In the realm of autonomous driving, a team of researchers from the Autonomous Driving Research Institute of Baidu, led by Jianhua Han, has developed a novel model aimed at enhancing the perception and decision-making capabilities of self-driving vehicles. Their work, titled “Percept-WAM: Perception-Enhanced World-Awareness-Action Model for Robust End-to-End Autonomous Driving,” was published in the prestigious journal Nature Communications.
Autonomous driving systems heavily rely on accurate and robust spatial perception to navigate complex environments. However, current models often struggle with long-tail scenarios and intricate interactions, leading to failures. To address these challenges, the researchers introduced Percept-WAM, a model that integrates 2D and 3D scene understanding abilities within a single vision-language model (VLM). This integration is a first in the field, setting Percept-WAM apart from existing systems.
Percept-WAM unifies 2D and 3D perception tasks into World-PV and World-BEV tokens, which encode both spatial coordinates and confidence levels. The model employs a grid-conditioned prediction mechanism for dense object perception, incorporating IoU-aware scoring and parallel autoregressive decoding. These features improve stability in challenging scenarios, such as long-tail, far-range, and small-object detection.
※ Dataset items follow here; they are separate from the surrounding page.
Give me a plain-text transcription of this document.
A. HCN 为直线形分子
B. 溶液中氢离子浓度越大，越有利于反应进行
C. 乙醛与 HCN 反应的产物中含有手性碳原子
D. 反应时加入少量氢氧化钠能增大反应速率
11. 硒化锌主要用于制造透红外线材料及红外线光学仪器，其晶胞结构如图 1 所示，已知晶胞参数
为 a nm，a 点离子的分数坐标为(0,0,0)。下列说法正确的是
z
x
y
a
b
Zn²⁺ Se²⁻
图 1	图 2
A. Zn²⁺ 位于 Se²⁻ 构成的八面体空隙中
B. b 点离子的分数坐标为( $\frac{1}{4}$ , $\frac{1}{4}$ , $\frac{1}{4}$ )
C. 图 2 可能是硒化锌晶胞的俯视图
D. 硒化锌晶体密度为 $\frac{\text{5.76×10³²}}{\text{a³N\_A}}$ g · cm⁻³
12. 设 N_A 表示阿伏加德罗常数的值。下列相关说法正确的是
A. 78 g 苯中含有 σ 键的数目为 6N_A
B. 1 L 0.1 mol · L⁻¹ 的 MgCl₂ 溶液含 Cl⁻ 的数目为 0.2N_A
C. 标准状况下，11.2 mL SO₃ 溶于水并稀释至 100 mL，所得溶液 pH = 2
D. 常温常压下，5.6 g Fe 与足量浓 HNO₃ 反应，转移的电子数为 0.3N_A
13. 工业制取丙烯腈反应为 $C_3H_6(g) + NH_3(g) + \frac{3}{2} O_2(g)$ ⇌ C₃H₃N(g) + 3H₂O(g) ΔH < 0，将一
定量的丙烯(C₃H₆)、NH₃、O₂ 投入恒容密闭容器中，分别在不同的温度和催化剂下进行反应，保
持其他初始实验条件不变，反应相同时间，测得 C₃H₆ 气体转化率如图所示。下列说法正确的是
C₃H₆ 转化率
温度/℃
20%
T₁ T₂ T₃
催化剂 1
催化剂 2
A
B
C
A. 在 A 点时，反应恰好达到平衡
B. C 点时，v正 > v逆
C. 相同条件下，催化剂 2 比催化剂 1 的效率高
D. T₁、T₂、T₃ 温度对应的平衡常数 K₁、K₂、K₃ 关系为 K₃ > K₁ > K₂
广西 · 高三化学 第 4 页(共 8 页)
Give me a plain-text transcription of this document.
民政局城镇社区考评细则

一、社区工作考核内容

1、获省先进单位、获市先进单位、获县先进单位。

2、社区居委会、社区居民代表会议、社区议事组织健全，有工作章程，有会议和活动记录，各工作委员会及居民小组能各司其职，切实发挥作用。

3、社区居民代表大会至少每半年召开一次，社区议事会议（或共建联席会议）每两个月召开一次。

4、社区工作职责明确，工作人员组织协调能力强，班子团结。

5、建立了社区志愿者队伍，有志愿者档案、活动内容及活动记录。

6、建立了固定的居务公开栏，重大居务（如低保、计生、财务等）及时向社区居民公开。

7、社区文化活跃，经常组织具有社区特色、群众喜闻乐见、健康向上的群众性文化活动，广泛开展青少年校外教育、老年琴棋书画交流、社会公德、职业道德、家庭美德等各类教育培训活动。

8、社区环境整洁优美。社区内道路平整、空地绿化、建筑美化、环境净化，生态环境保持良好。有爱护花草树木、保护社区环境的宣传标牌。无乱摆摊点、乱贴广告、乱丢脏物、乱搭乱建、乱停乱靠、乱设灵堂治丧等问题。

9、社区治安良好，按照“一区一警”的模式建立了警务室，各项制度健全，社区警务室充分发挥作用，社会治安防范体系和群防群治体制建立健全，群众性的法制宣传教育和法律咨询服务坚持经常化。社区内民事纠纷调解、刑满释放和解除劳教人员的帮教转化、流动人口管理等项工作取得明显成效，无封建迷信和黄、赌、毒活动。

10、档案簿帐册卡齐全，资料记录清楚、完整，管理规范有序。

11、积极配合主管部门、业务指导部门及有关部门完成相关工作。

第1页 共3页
One of the key advantages of Percept-WAM is its ability to leverage pretrained VLM parameters, retaining general intelligence capabilities like logical reasoning. The model can directly output perception results and trajectory control outputs, making it a comprehensive solution for autonomous driving.
Experiments conducted by the researchers demonstrated that Percept-WAM matches or surpasses classical detectors and segmenters on downstream perception benchmarks. It achieved impressive results, such as 51.7/58.9 mAP on COCO 2D detection and nuScenes BEV 3D detection. When integrated with trajectory decoders, Percept-WAM further improved planning performance on nuScenes and NAVSIM, outperforming DiffusionDrive by 2.1 in PMDS on NAVSIM.
The practical applications of Percept-WAM for the energy industry are significant. As the energy sector increasingly adopts autonomous vehicles for tasks such as inspection, maintenance, and transportation, advanced perception models like Percept-WAM can enhance the efficiency, safety, and reliability of these operations. By improving the ability of autonomous vehicles to navigate complex environments, Percept-WAM can contribute to the broader adoption of autonomous technologies in the energy sector, ultimately driving innovation and sustainability.
This article is based on research available at arXiv.